- Born: January 6, 1947 Philadelphia, Pennsylvania
- Died: February 1, 2008 (aged 61) Palm Springs, California
- Occupation: TV producer
- Partner: David Peet
- Children: 3

= Earl Greenburg =

Earl Greenburg (January 6, 1947 – February 1, 2008) was an American TV producer and former head of NBC Daytime.

==Early life and career==
Born in Philadelphia, he moved to Los Angeles in 1977, where he was working as VP of the compliance and practices department at NBC when Brandon Tartikoff picked him as VP for daytime programming in 1981. He then worked as an independent TV producer for programs including The Regis Philbin Show, World's Wildest Police Videos and World's Scariest Police Chases. After he left, he served as president of Home Shopping Network (HSN) in Florida and later founded Transactional Marketing Partners (TMP). For his work with HSN, he became known as "The Prince of Infomercials".

==Death==
On February 1, 2008, he died from melanoma.

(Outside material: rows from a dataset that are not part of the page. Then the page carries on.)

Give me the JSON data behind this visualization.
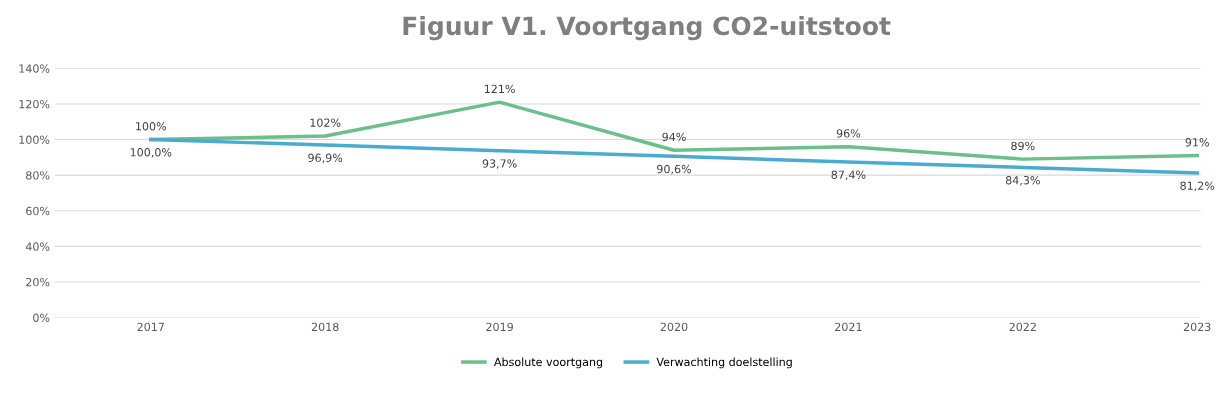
{
  "chart_data": {
    "type": "line",
    "title": "Figuur V1. Voortgang CO2-uitstoot",
    "categories": [
      "2017",
      "2018",
      "2019",
      "2020",
      "2021",
      "2022",
      "2023"
    ],
    "series": [
      {
        "name": "Absolute voortgang",
        "color": "#6cbf8a",
        "values": [
          100,
          102,
          121,
          94,
          96,
          89,
          91
        ],
        "value_labels": [
          "100%",
          "102%",
          "121%",
          "94%",
          "96%",
          "89%",
          "91%"
        ]
      },
      {
        "name": "Verwachting doelstelling",
        "color": "#4babcf",
        "values": [
          100,
          96.9,
          93.7,
          90.6,
          87.4,
          84.3,
          81.2
        ],
        "value_labels": [
          "100,0%",
          "96,9%",
          "93,7%",
          "90,6%",
          "87,4%",
          "84,3%",
          "81,2%"
        ]
      }
    ],
    "ylim": [
      0,
      140
    ],
    "yticks": [
      {
        "value": 0,
        "label": "0%"
      },
      {
        "value": 20,
        "label": "20%"
      },
      {
        "value": 40,
        "label": "40%"
      },
      {
        "value": 60,
        "label": "60%"
      },
      {
        "value": 80,
        "label": "80%"
      },
      {
        "value": 100,
        "label": "100%"
      },
      {
        "value": 120,
        "label": "120%"
      },
      {
        "value": 140,
        "label": "140%"
      }
    ],
    "grid": "y",
    "legend": "bottom",
    "marker": "none",
    "line_style": "solid"
  }
}
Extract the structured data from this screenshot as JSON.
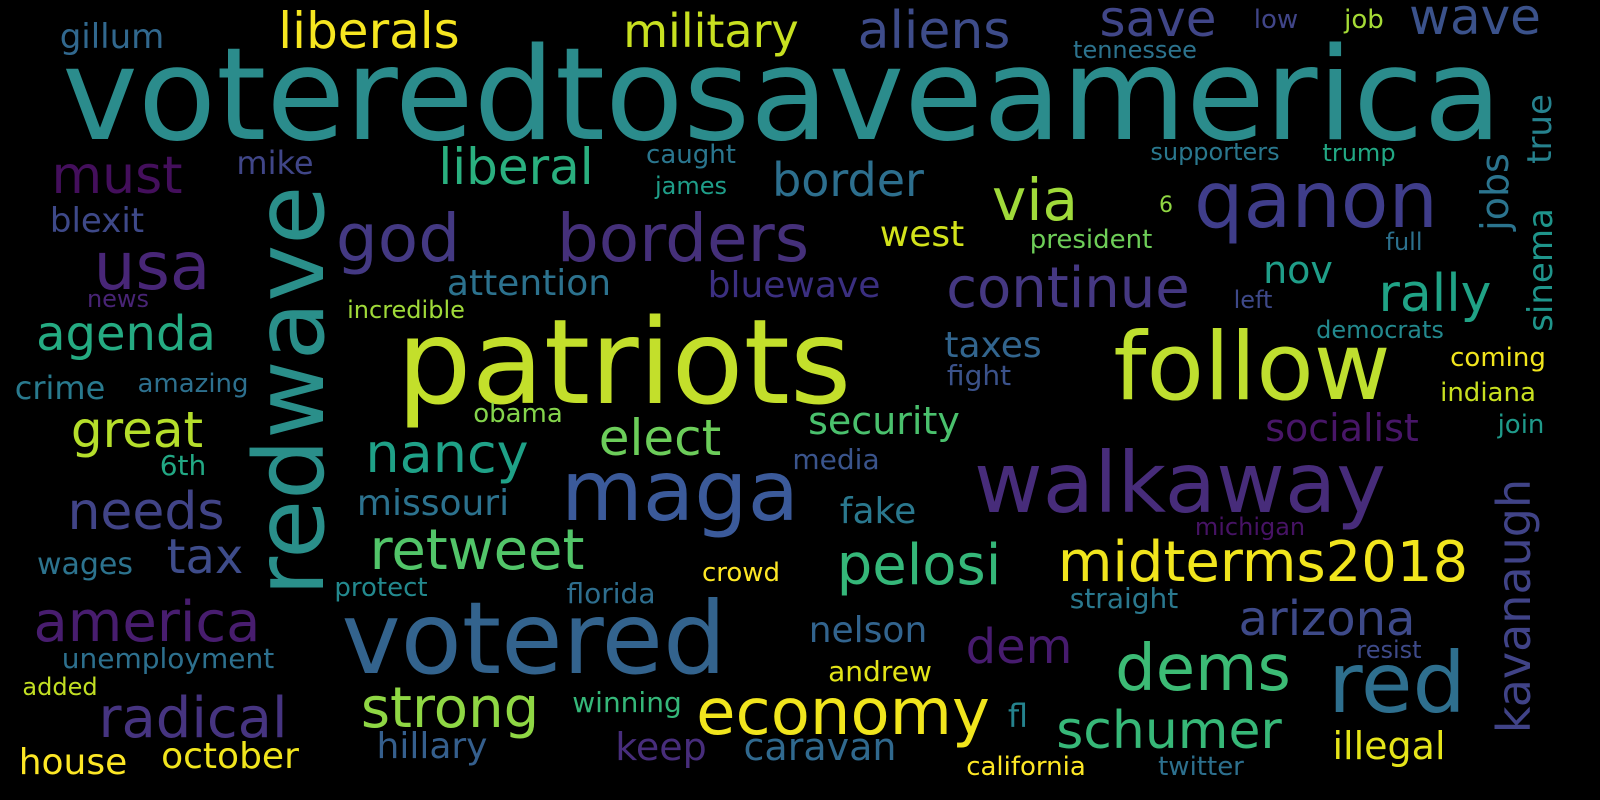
{
  "words": [
    {
      "text": "voteredtosaveamerica",
      "color": "#2b8c8c"
    },
    {
      "text": "patriots",
      "color": "#c3df2b"
    },
    {
      "text": "redwave",
      "color": "#2a8f8a"
    },
    {
      "text": "follow",
      "color": "#bfdf2f"
    },
    {
      "text": "walkaway",
      "color": "#472c7a"
    },
    {
      "text": "votered",
      "color": "#33638d"
    },
    {
      "text": "maga",
      "color": "#3b5a9a"
    },
    {
      "text": "qanon",
      "color": "#3f3d8a"
    },
    {
      "text": "red",
      "color": "#2e6f8e"
    },
    {
      "text": "economy",
      "color": "#f1e51d"
    },
    {
      "text": "dems",
      "color": "#3cbb75"
    },
    {
      "text": "god",
      "color": "#443983"
    },
    {
      "text": "borders",
      "color": "#45307a"
    },
    {
      "text": "usa",
      "color": "#482677"
    },
    {
      "text": "pelosi",
      "color": "#35b779"
    },
    {
      "text": "midterms2018",
      "color": "#f1e51d"
    },
    {
      "text": "radical",
      "color": "#463480"
    },
    {
      "text": "strong",
      "color": "#8fd744"
    },
    {
      "text": "america",
      "color": "#481d6f"
    },
    {
      "text": "continue",
      "color": "#453882"
    },
    {
      "text": "retweet",
      "color": "#52c569"
    },
    {
      "text": "kavanaugh",
      "color": "#404387"
    },
    {
      "text": "via",
      "color": "#9fda3a"
    },
    {
      "text": "nancy",
      "color": "#1fa187"
    },
    {
      "text": "schumer",
      "color": "#37b878"
    },
    {
      "text": "elect",
      "color": "#6ccd5a"
    },
    {
      "text": "great",
      "color": "#b5de2b"
    },
    {
      "text": "liberal",
      "color": "#2ab07f"
    },
    {
      "text": "rally",
      "color": "#20a386"
    },
    {
      "text": "needs",
      "color": "#414487"
    },
    {
      "text": "arizona",
      "color": "#3e4a89"
    },
    {
      "text": "save",
      "color": "#404688"
    },
    {
      "text": "wave",
      "color": "#3b528b"
    },
    {
      "text": "liberals",
      "color": "#f6e620"
    },
    {
      "text": "aliens",
      "color": "#3e4c8a"
    },
    {
      "text": "military",
      "color": "#c8e020"
    },
    {
      "text": "agenda",
      "color": "#25ab82"
    },
    {
      "text": "must",
      "color": "#440f5c"
    },
    {
      "text": "border",
      "color": "#2d6f8e"
    },
    {
      "text": "tax",
      "color": "#3e4c8a"
    },
    {
      "text": "dem",
      "color": "#471b6e"
    },
    {
      "text": "jobs",
      "color": "#2b748e"
    },
    {
      "text": "illegal",
      "color": "#e5e419"
    },
    {
      "text": "sinema",
      "color": "#1f958b"
    },
    {
      "text": "true",
      "color": "#26828e"
    },
    {
      "text": "socialist",
      "color": "#481668"
    },
    {
      "text": "nov",
      "color": "#1f9e89"
    },
    {
      "text": "caravan",
      "color": "#30698e"
    },
    {
      "text": "keep",
      "color": "#472d7b"
    },
    {
      "text": "hillary",
      "color": "#355f8d"
    },
    {
      "text": "october",
      "color": "#f1e51d"
    },
    {
      "text": "house",
      "color": "#fde725"
    },
    {
      "text": "security",
      "color": "#4ac16d"
    },
    {
      "text": "missouri",
      "color": "#2c728e"
    },
    {
      "text": "attention",
      "color": "#2c728e"
    },
    {
      "text": "bluewave",
      "color": "#3b2f80"
    },
    {
      "text": "west",
      "color": "#d2e21b"
    },
    {
      "text": "taxes",
      "color": "#32658e"
    },
    {
      "text": "nelson",
      "color": "#32648e"
    },
    {
      "text": "fake",
      "color": "#2a788e"
    },
    {
      "text": "gillum",
      "color": "#31688e"
    },
    {
      "text": "mike",
      "color": "#404688"
    },
    {
      "text": "blexit",
      "color": "#3e4989"
    },
    {
      "text": "crime",
      "color": "#297a8e"
    },
    {
      "text": "amazing",
      "color": "#2d708e"
    },
    {
      "text": "6th",
      "color": "#22a884"
    },
    {
      "text": "wages",
      "color": "#2c738e"
    },
    {
      "text": "unemployment",
      "color": "#2d708e"
    },
    {
      "text": "added",
      "color": "#c2df23"
    },
    {
      "text": "andrew",
      "color": "#e2e418"
    },
    {
      "text": "winning",
      "color": "#35b779"
    },
    {
      "text": "fl",
      "color": "#25838e"
    },
    {
      "text": "protect",
      "color": "#23898e"
    },
    {
      "text": "florida",
      "color": "#2e6e8e"
    },
    {
      "text": "crowd",
      "color": "#fde725"
    },
    {
      "text": "straight",
      "color": "#2a788e"
    },
    {
      "text": "resist",
      "color": "#3e4a89"
    },
    {
      "text": "michigan",
      "color": "#471365"
    },
    {
      "text": "media",
      "color": "#3a548c"
    },
    {
      "text": "obama",
      "color": "#84d44b"
    },
    {
      "text": "incredible",
      "color": "#a0da39"
    },
    {
      "text": "news",
      "color": "#482475"
    },
    {
      "text": "fight",
      "color": "#3b528b"
    },
    {
      "text": "caught",
      "color": "#2a768e"
    },
    {
      "text": "james",
      "color": "#1f9e89"
    },
    {
      "text": "president",
      "color": "#6ece58"
    },
    {
      "text": "6",
      "color": "#90d743"
    },
    {
      "text": "full",
      "color": "#2c718e"
    },
    {
      "text": "left",
      "color": "#3e4989"
    },
    {
      "text": "supporters",
      "color": "#2a788e"
    },
    {
      "text": "trump",
      "color": "#22a884"
    },
    {
      "text": "democrats",
      "color": "#23898e"
    },
    {
      "text": "coming",
      "color": "#f1e51d"
    },
    {
      "text": "indiana",
      "color": "#c8e020"
    },
    {
      "text": "join",
      "color": "#1f9a8a"
    },
    {
      "text": "low",
      "color": "#404588"
    },
    {
      "text": "job",
      "color": "#a5db36"
    },
    {
      "text": "tennessee",
      "color": "#2c738e"
    },
    {
      "text": "california",
      "color": "#fde725"
    },
    {
      "text": "twitter",
      "color": "#2d708e"
    }
  ]
}
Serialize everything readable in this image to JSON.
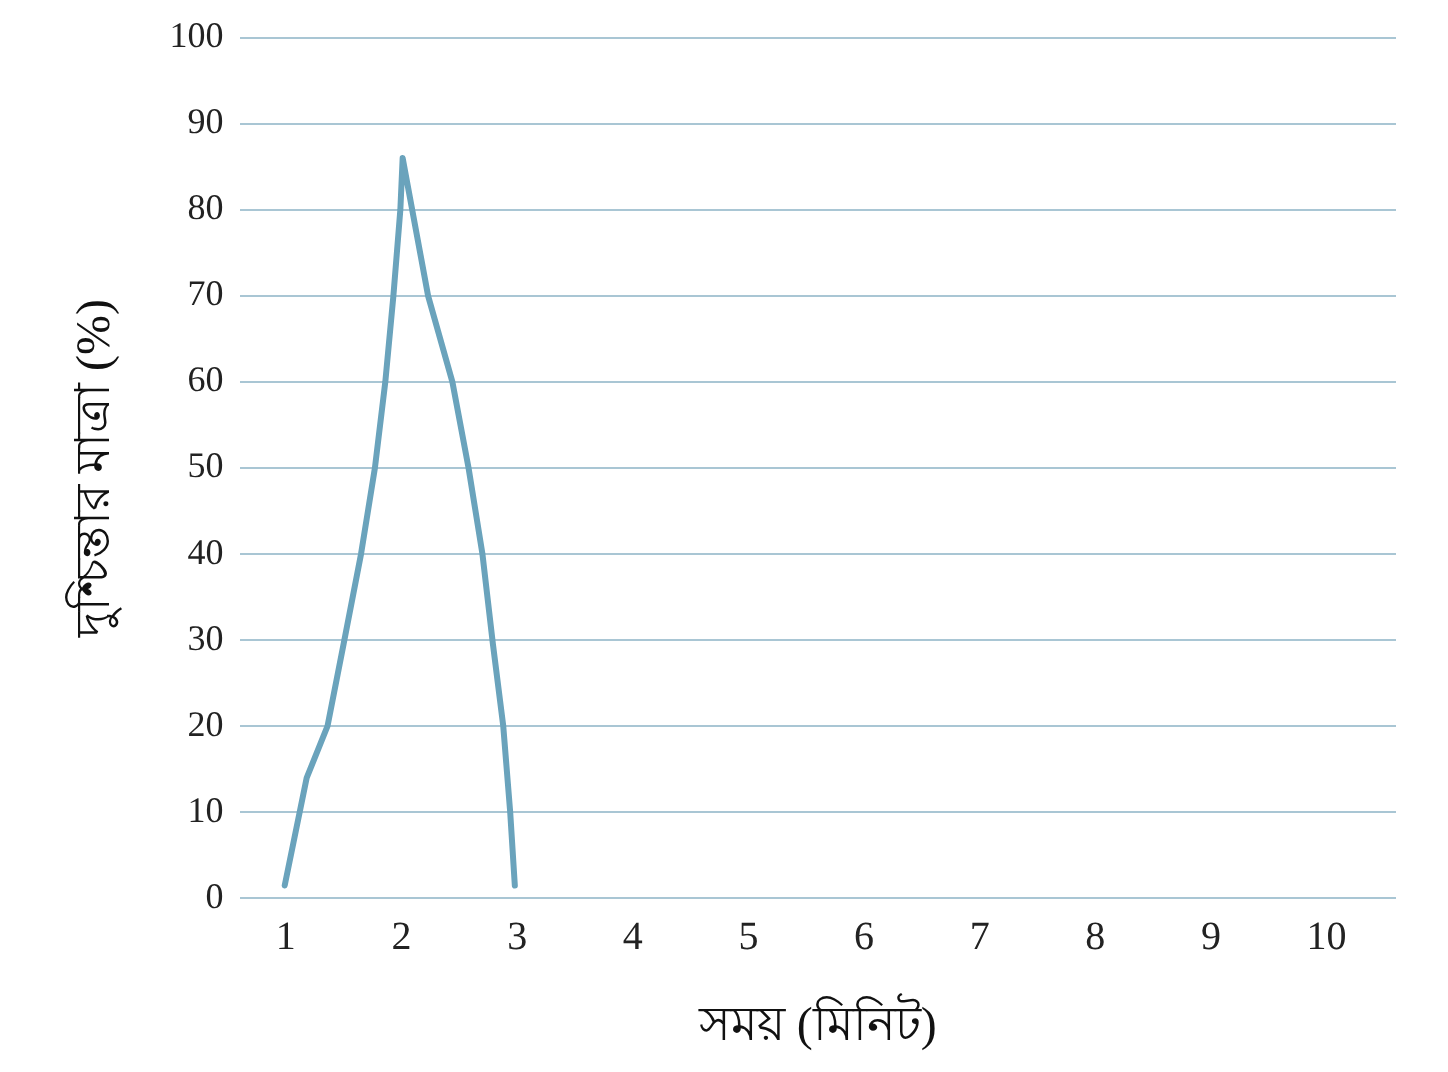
{
  "chart_data": {
    "type": "line",
    "xlabel": "সময় (মিনিট)",
    "ylabel": "দুশ্চিন্তার মাত্রা (%)",
    "x": [
      0.99,
      1.18,
      1.36,
      1.5,
      1.65,
      1.77,
      1.86,
      1.93,
      1.99,
      2.01,
      2.23,
      2.44,
      2.58,
      2.7,
      2.79,
      2.88,
      2.94,
      2.98
    ],
    "series": [
      {
        "color": "#6aa3bc",
        "values": [
          1.5,
          14,
          20,
          29.6,
          40,
          50,
          60,
          70,
          80,
          86,
          70,
          60,
          50,
          40,
          29.6,
          20,
          10,
          1.5
        ]
      }
    ],
    "xlim": [
      0.6,
      10.6
    ],
    "xticks": [
      1,
      2,
      3,
      4,
      5,
      6,
      7,
      8,
      9,
      10
    ],
    "ylim": [
      0,
      100
    ],
    "yticks": [
      0,
      10,
      20,
      30,
      40,
      50,
      60,
      70,
      80,
      90,
      100
    ],
    "grid": "y",
    "legend": false,
    "marker": "none",
    "line_style": "solid"
  }
}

He was survived by his life partner David Peet, his son Ari Greenburg, daughter Meredith Greenburg, he and David Peet's daughter Kathryn Claire Peet-Greenburg, four grandchildren and two brothers.

In 2001, a Golden Palm Star on the Palm Springs, California, Walk of Stars was dedicated to Greenburg and in 2007, an additional star, was dedicated to Greenburg and his life partner, David Peet.